BaaS is one of four technologies that the analyst firm says have the potential for high levels of transformation in the banking sector and are likely to mature within the next couple of years. The other technologies include chatbots, a public cloud for banking, and social messaging payment apps.
Gartner says bank CIOs should consider how key innovations are shaping their industry and prioritize their technology investment strategies accordingly.
“BaaS sits at the peak of the Hype Cycle. The technology is gaining traction from both banks and nonbanks aspiring to establish or enhance direct and intermediated revenue streams,” says Casey
“Technology innovations like these are driving bank and nonbank competitor activity, influencing customer demand for products and services and shaping regulators’ actions globally,” he says.
Additionally, chatbots represent one of the primary use cases of artificial intelligence (AI) in banks and will impact all areas of communication between machines and humans. While mostly applied to customer service, IT service management, or human resources, chatbot uses are incredibly diverse. The change from “the user learns the interface” to “the chatbot learns what the user wants” has implications for onboarding, training, productivity, and efficiency inside the workplace.

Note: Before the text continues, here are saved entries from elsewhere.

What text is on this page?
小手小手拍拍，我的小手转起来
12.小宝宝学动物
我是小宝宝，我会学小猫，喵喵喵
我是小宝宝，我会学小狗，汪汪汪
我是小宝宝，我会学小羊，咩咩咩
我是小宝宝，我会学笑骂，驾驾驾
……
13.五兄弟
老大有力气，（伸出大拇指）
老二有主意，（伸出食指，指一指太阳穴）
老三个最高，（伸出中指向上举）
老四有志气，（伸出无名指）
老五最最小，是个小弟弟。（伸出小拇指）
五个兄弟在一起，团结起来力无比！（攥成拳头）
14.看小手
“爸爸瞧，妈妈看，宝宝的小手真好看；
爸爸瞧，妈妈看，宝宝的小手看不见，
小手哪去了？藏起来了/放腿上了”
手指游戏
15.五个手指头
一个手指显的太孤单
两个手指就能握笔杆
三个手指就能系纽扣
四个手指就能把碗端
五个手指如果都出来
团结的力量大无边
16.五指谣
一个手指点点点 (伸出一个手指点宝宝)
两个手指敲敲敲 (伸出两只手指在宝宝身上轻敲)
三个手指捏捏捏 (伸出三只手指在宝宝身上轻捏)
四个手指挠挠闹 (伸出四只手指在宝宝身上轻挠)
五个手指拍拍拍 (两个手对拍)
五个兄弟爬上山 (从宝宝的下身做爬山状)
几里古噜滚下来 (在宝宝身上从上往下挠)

Moreover, public cloud adoption is becoming highly transformational to the banking industry since banks can achieve a greater level of efficiency and agility by moving workloads to the cloud. Public cloud for banking delivers banking-specific software within a public cloud ecosystem, by integrating those applications with different degrees, from cloud-based to fully native.
Furthermore, social messaging payment apps rely on instant messaging platforms to originate payment transactions. The messaging app interface is used to register payment accounts and to initiate and monitor related transactional activity. The modernization of payment infrastructure and the ability to make use of open banking and payment APIs, provided new entry avenues for social messaging apps to deliver payments service.